Sear the Chicken: In a large, heavy-bottomed pot or Dutch oven, heat the vegetable oil over medium-high heat. Add the brown sugar to the hot oil, and when it begins to caramelize and turn golden brown, add the seasoned chicken pieces. Sear the chicken until it's browned on all sides.

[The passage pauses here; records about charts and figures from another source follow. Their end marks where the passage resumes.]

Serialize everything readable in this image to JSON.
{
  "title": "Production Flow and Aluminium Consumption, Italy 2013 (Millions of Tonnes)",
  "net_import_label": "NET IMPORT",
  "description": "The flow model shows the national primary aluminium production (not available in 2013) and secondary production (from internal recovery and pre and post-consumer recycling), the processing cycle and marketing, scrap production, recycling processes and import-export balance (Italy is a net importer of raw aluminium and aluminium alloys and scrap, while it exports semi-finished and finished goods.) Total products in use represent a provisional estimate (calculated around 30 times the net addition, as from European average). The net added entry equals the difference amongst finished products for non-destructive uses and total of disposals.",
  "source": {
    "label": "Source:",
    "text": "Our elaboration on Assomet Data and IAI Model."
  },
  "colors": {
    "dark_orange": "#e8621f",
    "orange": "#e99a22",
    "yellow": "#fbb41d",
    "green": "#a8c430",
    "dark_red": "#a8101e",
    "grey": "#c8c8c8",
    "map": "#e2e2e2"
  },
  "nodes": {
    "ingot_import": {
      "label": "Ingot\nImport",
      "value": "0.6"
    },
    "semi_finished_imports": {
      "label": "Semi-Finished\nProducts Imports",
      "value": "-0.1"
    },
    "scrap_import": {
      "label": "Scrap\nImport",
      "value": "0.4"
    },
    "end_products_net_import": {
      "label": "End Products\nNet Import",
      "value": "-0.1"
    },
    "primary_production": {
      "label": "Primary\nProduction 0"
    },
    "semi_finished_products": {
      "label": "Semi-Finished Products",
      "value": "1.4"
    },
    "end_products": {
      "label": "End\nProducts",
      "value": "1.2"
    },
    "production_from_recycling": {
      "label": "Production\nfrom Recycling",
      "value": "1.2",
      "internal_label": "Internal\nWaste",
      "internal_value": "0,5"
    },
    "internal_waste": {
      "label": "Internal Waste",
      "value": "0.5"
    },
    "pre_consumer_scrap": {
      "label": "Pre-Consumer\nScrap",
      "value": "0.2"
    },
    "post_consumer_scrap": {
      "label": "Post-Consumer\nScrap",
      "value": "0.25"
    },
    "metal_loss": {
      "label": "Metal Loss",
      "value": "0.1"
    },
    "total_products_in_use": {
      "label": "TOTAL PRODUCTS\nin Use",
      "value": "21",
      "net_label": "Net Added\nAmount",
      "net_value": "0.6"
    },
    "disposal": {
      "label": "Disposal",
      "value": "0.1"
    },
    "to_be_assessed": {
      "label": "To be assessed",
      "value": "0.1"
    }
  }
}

This step adds flavor to the pelau.
Add the Onions: Add the chopped onions to the pot and sauté for a few minutes until they become translucent.
Add the Remaining Ingredients: Stir in the soy sauce, ketchup, dried thyme, and Scotch bonnet pepper (if using). Cook for a couple of minutes to meld the flavors.
Add the Rice and Pigeon Peas: Add the washed and drained rice and the pigeon peas to the pot. Stir everything together so the rice and peas are coated with the seasonings.
Pour in the Liquid: Pour in the chicken broth or water until it covers the rice and chicken. Bring the mixture to a boil.
Simmer and Cook: Reduce the heat to low, cover the pot, and let the pelau simmer for about 25-30 minutes or until the rice is cooked, and the liquid is absorbed. You may need to stir occasionally to ensure the rice doesn't stick to the bottom of the pot. If the rice is still firm but the liquid is mostly absorbed, you can add a bit more liquid and continue simmering.
Serve: Once the rice is cooked and the pelau is nice and flavorful, remove it from the heat. Garnish with chopped fresh parsley or cilantro. You can also add some sliced green onions for extra flavor.
Enjoy: Pelau is often served with a side of coleslaw or a simple salad. It's a flavorful, satisfying dish that's perfect for gatherings and celebrations.
Please note that the Scotch bonnet pepper is optional but adds heat. If you prefer a milder pelau, you can omit it or remove the seeds and membrane to reduce the spiciness.